I'm going to guess and say British Shorthair. I'm guessing that because while searching for breeders of British Shorthairs, I see that they're often used in the movies. Plus those pictures on the site that firelightsj posted look very similar to Bean's Moby who is also a white British Shorthair.


----------



## Sol (Feb 20, 2003)

It could be a domestic shorthair. I don't think it's a British shorthair, they have a broader face and a shorter nose. And they have more compact bodies.

It could be my moggies sister. They have the same look, just different colours.


----------



## Annissa (Dec 9, 2003)

That was my next guess after British shorthair.


----------



## Padunk (Oct 20, 2003)

Any color/breed of cat will make you very happy.

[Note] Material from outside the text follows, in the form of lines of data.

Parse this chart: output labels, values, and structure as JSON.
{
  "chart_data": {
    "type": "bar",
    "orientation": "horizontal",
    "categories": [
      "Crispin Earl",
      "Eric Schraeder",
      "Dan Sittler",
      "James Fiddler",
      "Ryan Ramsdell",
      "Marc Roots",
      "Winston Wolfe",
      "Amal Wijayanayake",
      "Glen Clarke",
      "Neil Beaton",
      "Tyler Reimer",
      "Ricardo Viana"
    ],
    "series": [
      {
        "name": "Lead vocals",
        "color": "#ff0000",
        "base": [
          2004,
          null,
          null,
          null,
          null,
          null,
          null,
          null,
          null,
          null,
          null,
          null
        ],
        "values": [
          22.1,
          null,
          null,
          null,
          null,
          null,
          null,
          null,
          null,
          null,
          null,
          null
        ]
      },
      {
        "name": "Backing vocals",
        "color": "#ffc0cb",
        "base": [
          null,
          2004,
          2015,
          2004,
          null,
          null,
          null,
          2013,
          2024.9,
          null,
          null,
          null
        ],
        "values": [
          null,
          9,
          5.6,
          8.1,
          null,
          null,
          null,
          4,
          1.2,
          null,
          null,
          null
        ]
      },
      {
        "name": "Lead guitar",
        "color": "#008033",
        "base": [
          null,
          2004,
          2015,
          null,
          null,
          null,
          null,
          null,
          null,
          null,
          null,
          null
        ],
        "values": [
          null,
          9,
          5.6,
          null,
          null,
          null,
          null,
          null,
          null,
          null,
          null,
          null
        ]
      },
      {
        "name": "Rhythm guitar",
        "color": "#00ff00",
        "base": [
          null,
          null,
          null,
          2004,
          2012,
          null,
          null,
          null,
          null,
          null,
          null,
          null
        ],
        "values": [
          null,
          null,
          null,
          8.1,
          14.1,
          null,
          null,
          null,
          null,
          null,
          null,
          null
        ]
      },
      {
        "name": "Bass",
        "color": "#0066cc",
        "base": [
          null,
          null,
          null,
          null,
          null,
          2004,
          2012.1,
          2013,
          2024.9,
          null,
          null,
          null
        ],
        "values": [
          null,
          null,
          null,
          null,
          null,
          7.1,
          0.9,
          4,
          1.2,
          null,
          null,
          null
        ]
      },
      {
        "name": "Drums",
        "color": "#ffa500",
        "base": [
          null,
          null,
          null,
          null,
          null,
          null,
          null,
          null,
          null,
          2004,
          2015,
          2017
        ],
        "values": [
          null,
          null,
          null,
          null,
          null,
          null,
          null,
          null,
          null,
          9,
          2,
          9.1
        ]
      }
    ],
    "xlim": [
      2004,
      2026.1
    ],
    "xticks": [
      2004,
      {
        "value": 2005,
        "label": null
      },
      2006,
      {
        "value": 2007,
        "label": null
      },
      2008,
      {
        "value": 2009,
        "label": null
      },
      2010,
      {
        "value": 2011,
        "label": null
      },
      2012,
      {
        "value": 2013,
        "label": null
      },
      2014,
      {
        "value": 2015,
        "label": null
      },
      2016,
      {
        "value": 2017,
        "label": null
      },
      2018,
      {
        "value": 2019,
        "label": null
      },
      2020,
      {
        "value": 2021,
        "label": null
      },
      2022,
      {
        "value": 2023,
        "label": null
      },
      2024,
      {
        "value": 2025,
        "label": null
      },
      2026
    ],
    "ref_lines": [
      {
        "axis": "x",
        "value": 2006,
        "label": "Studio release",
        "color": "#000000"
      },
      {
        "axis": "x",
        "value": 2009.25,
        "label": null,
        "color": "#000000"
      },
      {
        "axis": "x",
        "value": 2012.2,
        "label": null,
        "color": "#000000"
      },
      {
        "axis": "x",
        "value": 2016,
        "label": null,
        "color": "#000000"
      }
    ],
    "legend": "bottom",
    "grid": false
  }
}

A shelter kitty would do just the same, and would also be much lighter on the pocket book! :lol:


----------



## 5thelement (Apr 10, 2004)

*thanks all for the help*

Yeh, you're right about a shelter cat, my family always had a minimum of two dogs and two cats in the house and they always came from the council drains or friends of friends. And they're always the most interesting pets, particularly the cats. People give cats away in the metro here, (Moscow) so I'll probably just pick one I like there.


----------



## sylver (Mar 22, 2004)

I think it is a british shorthair 

here is a page on her, really looks like a british shorthair: 

http://www.fmi.uni-passau.de/~zimmerth/mcp/cats/sweetie/


----------



## 5thelement (Apr 10, 2004)

*possible an American shorthair*

I think it might be a domestic shorthair, or American shorthair, it looks ver similar to these cats

http://www.cfainc.org/breeds/profiles/american-sh.html


----------



## Annissa (Dec 9, 2003)

I was just about to ask if you were in Moscow Russia or Moscow, Idaho USA. Then I remembered that Moscow, Idaho doesn't have a metro... Good luck with the kitty search, 5th Element!


----------



## Bean (Mar 10, 2003)

He looks like Moby.


----------



## Joys (Jan 12, 2004)

Thats not a fly, its a bee! :mrgreen: :mrgreen: :mrgreen:


----------



## ForJazz (Dec 30, 2003)

Get a shelter kitty!!! So much more variety. Anyway -- I think the one in the pic is an American Shorthair -- people train these for tv all the time and the body type and face looks right. Sol's right about British shorthairs -- they are much broader in the face with a more "cheshire cat" look. If it's not an ASH then it's a DSH. And adorable.


----------